La ligne C : 01 41 83 43 06
Alcov2 : connaitre la contamination au sein des foyers
Lancée le 27 avril, et conduite par les chercheurs de Sorbonne Université avec la collaboration d’équipes du CNRS, du Collège de France et d’Oxford University, l’enquête Alcov2 vise à interroger les foyers français sur le nombre de personnes ayant ou n’ayant pas ressenti de symptômes potentiellement liés à l’infection Covid-19, leurs facteurs de risque, le tableau clinique précis de chaque cas et surtout, pour chacun de ces cas, la date d’apparition des premiers symptômes. Une initiative rejointe par datacraft, un club regroupant des data scientists et fondé par Isabelle Hilali. « Alcov2 va permettre de développer un algorithme capable de calculer la probabilité d’avoir été malade du Covid-19 en fonction des symptômes ressentis et des facteurs de risque, explique-t-elle.
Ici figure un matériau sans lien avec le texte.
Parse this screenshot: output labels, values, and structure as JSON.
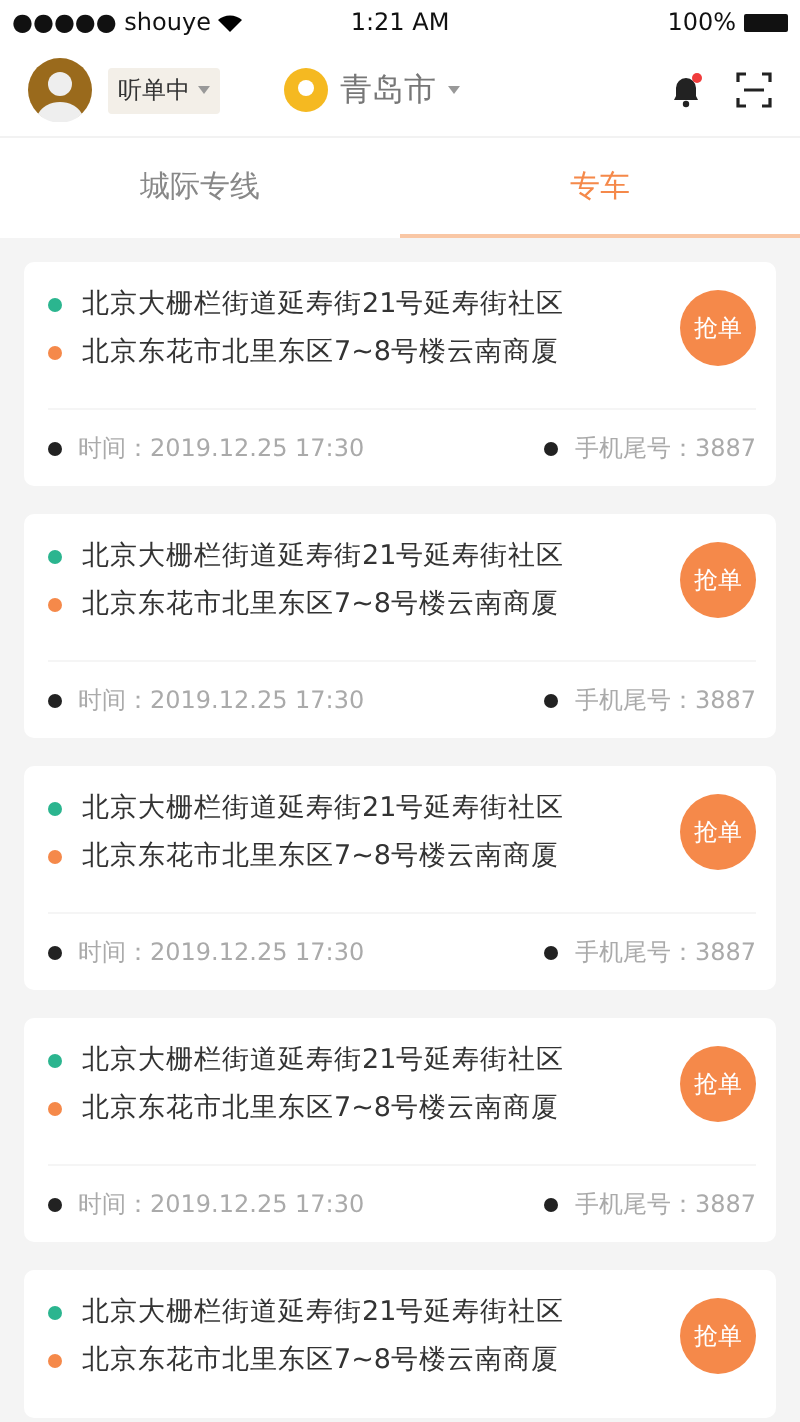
{
  "status_bar": {
    "carrier": "●●●●● shouye",
    "time": "1:21 AM",
    "battery": "100%"
  },
  "header": {
    "status": "听单中",
    "city": "青岛市",
    "notification": true
  },
  "tabs": [
    {
      "label": "城际专线",
      "selected": false
    },
    {
      "label": "专车",
      "selected": true
    }
  ],
  "orders": [
    {
      "from": "北京大栅栏街道延寿街21号延寿街社区",
      "to": "北京东花市北里东区7~8号楼云南商厦",
      "button": "抢单",
      "time": "时间：2019.12.25 17:30",
      "phone": "手机尾号：3887"
    },
    {
      "from": "北京大栅栏街道延寿街21号延寿街社区",
      "to": "北京东花市北里东区7~8号楼云南商厦",
      "button": "抢单",
      "time": "时间：2019.12.25 17:30",
      "phone": "手机尾号：3887"
    },
    {
      "from": "北京大栅栏街道延寿街21号延寿街社区",
      "to": "北京东花市北里东区7~8号楼云南商厦",
      "button": "抢单",
      "time": "时间：2019.12.25 17:30",
      "phone": "手机尾号：3887"
    },
    {
      "from": "北京大栅栏街道延寿街21号延寿街社区",
      "to": "北京东花市北里东区7~8号楼云南商厦",
      "button": "抢单",
      "time": "时间：2019.12.25 17:30",
      "phone": "手机尾号：3887"
    },
    {
      "from": "北京大栅栏街道延寿街21号延寿街社区",
      "to": "北京东花市北里东区7~8号楼云南商厦",
      "button": "抢单"
    }
  ]
}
L’étude offrira également une estimation fine des paramètres cruciaux de la transmission du virus, en particulier les variations du taux d’infection au cours du temps écoulé depuis l’infection et la fréquence des asymptomatiques. » Grâce à son réseau d’expertise, datacraft a également suggéré la diffusion en parallèle du questionnaire auprès d’un panel de 10 000 foyers, grâce au concours grâcieux de Bilendi (spécialiste de la collecte de données et opérateur de panel en ligne) et de l’institut de sondage BVA. « Face aux incertitudes scientifiques qui persistent, et à la difficulté de maîtriser l’épidémie, les résultats d’Alcov2 sont très attendus par la communauté des chercheurs, afin de mieux comprendre la circulation du virus au sein des foyers français », conclut Isabelle Hilali.